Netflix And Bill
BILL KURTIS: From NPR and WBEZ Chicago, this is WAIT WAIT... DON'T TELL ME, the NPR news quiz. I'm Bill Kurtis. We're playing this week with Paula Poundstone, Maz Jobrani and Luke Burbank. And here again is your host from a quarantined cruise ship somewhere in Lake Michigan. It's Peter Sagal.
PETER SAGAL, HOST:
Thank you, Bill. And thank you, everybody listening at home. I am sure you are all clapping.
SAGAL: In just a minute, Bill insists he can't leave the house. He's under quarant-rhyme. It's the Listener Limerick Challenge.
LUKE BURBANK: (Groaning).
SAGAL: If you'd like to play, give us a call at 1-888-WAIT-WAIT - that's 1-888-924-8924. Right now, panel, it's time for a new game that we call...
KURTIS: Netflix and Bill.
SAGAL: Quarantining at home is boring, but you have your family. And after about a half an hour of them, you have TV. We're going to tell each of you about two shows that could be your next binge, but only one of them is real. Guess it - you get a point. Are you ready to play?
PAULA POUNDSTONE: Yeah.
MAZ JOBRANI: Of course.
SAGAL: All right. Here we go. Maz, which of these is a real show that you can find on Netflix? Is it, A, a placeholder show Netflix accidentally left up featuring a man making popping sounds with his mouth called "The Example Show;" or B, "The Streaming Service," footage of flowing rivers, waterfalls and broken pipes designed to help older men pee?

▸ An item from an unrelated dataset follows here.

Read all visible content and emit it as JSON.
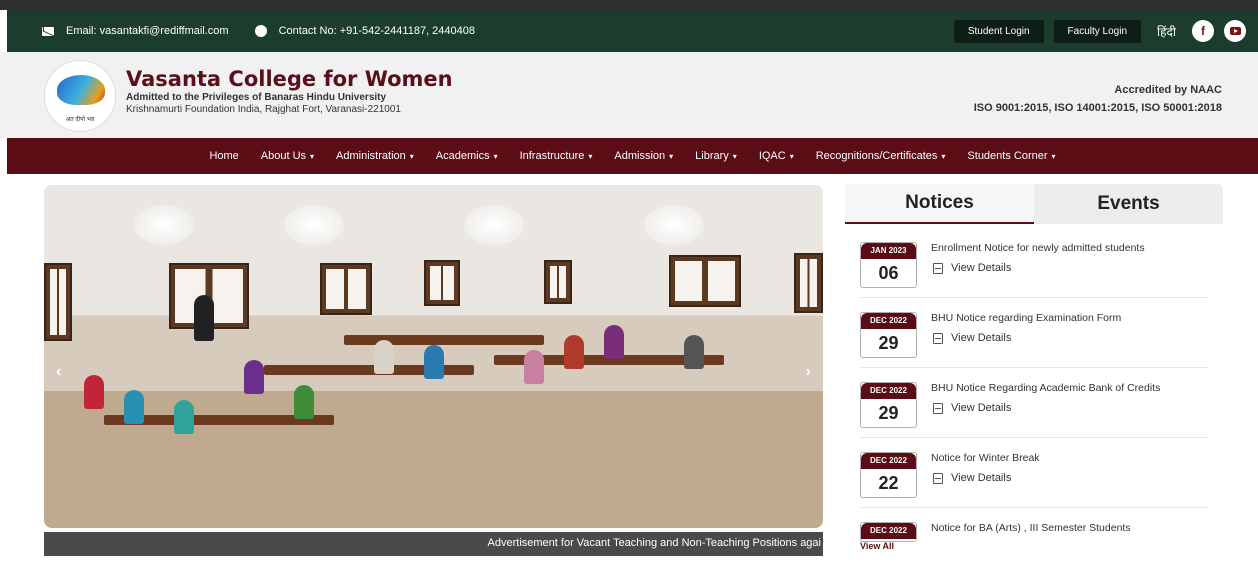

JOBRANI: I'm going with "The Streaming Service."
SAGAL: No, you're wrong. That would be wonderful.
SAGAL: I could use that some days. But the answer is "The Example Show."

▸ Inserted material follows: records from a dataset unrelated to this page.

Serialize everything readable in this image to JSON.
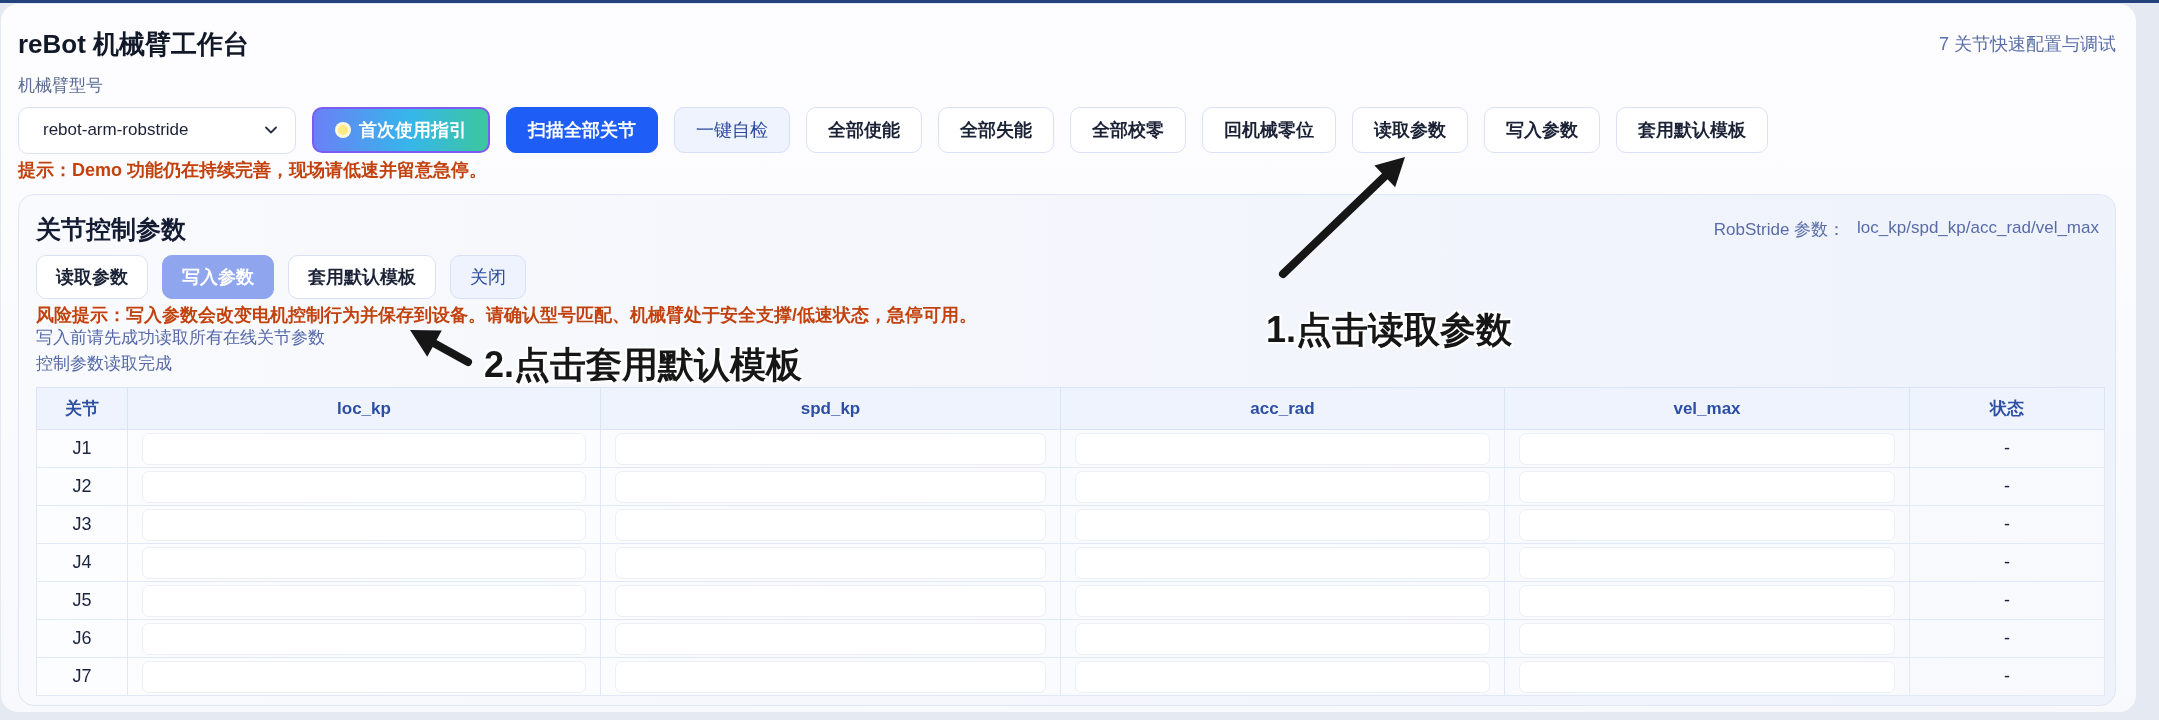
{
  "header": {
    "title": "reBot 机械臂工作台",
    "subtitle": "7 关节快速配置与调试"
  },
  "model": {
    "label": "机械臂型号",
    "value": "rebot-arm-robstride"
  },
  "toolbar": [
    {
      "label": "首次使用指引",
      "kind": "guide"
    },
    {
      "label": "扫描全部关节",
      "kind": "primary"
    },
    {
      "label": "一键自检",
      "kind": "soft"
    },
    {
      "label": "全部使能",
      "kind": "plain"
    },
    {
      "label": "全部失能",
      "kind": "plain"
    },
    {
      "label": "全部校零",
      "kind": "plain"
    },
    {
      "label": "回机械零位",
      "kind": "plain"
    },
    {
      "label": "读取参数",
      "kind": "plain"
    },
    {
      "label": "写入参数",
      "kind": "plain"
    },
    {
      "label": "套用默认模板",
      "kind": "plain"
    }
  ],
  "notice": "提示：Demo 功能仍在持续完善，现场请低速并留意急停。",
  "panel": {
    "title": "关节控制参数",
    "info": {
      "label": "RobStride 参数：",
      "value": "loc_kp/spd_kp/acc_rad/vel_max"
    },
    "buttons": [
      {
        "label": "读取参数",
        "kind": "plain",
        "disabled": false
      },
      {
        "label": "写入参数",
        "kind": "primary",
        "disabled": true
      },
      {
        "label": "套用默认模板",
        "kind": "plain",
        "disabled": false
      },
      {
        "label": "关闭",
        "kind": "soft",
        "disabled": false
      }
    ],
    "warning": "风险提示：写入参数会改变电机控制行为并保存到设备。请确认型号匹配、机械臂处于安全支撑/低速状态，急停可用。",
    "messages": [
      "写入前请先成功读取所有在线关节参数",
      "控制参数读取完成"
    ],
    "table": {
      "columns": [
        {
          "title": "关节",
          "kind": "joint"
        },
        {
          "title": "loc_kp",
          "kind": "param"
        },
        {
          "title": "spd_kp",
          "kind": "param"
        },
        {
          "title": "acc_rad",
          "kind": "param"
        },
        {
          "title": "vel_max",
          "kind": "param"
        },
        {
          "title": "状态",
          "kind": "status"
        }
      ],
      "rows": [
        {
          "joint": "J1",
          "status": "-"
        },
        {
          "joint": "J2",
          "status": "-"
        },
        {
          "joint": "J3",
          "status": "-"
        },
        {
          "joint": "J4",
          "status": "-"
        },
        {
          "joint": "J5",
          "status": "-"
        },
        {
          "joint": "J6",
          "status": "-"
        },
        {
          "joint": "J7",
          "status": "-"
        }
      ]
    }
  },
  "annotations": [
    {
      "text": "1.点击读取参数"
    },
    {
      "text": "2.点击套用默认模板"
    }
  ]
}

SAGAL: You can find it. Just Google Netflix "The Example Show." You will find it. It features such riveting scenes as a man making popping sounds with his mouth. And if you turn on the subtitles, it just says, there's no crying in baseball the whole time.
JOBRANI: Peter, as someone who lives in LA and has pitched shows to Netflix and had them pass on my shows, you know, this is very insulting. I feel very bad.
SAGAL: You should only have had - gone in and made popping sounds. That's - that would have - they love that.
JOBRANI: Oh, man.
SAGAL: Paula, also on Netflix, while there's no "Monday Night Football" right now, you can stream which of these? Is it, A, "Monday Night Foot," in which foot models compete in categories such as shapeliness, toenail quality and arch height; or B, an eight-and-a-half-hour knitting competition show called "National Knitting Night?"
POUNDSTONE: I'm going to go with "National Knitting Night."
SAGAL: You're right. It's actually "National Knitting Night" Norway.
(SOUNDBITE OF BELL)
SAGAL: They do love their knitting in Norway. Very good.
BURBANK: (Singing) Are you ready for some eyelets?
BURBANK: (Singing) A Sunday night knit-off.
That'd be if they gave that job to Hank Williams, Jr...
SAGAL: All right, Luke. If you're...
BURBANK: ...Danish, I guess.
SAGAL: Luke, if you're looking for horror, which of these is a real thing you can find on Amazon? A, a curated collection of educational programming called "Drivers Ed Scare Films;" or B, "Scarebnb" (ph), which is just footage of the worst places available on Airbnb?
BURBANK: I would watch both of those shows. "Scarebnb."
SAGAL: No. It was actually the curated collection of drivers ed films.
SAGAL: This collection...
BURBANK: "Scarebnb" would be a way better show.
SAGAL: Well, hey, man.
BURBANK: Maz, that's your next project.
SAGAL: There you go.
JOBRANI: I've got - I'm going to pitch it on Monday.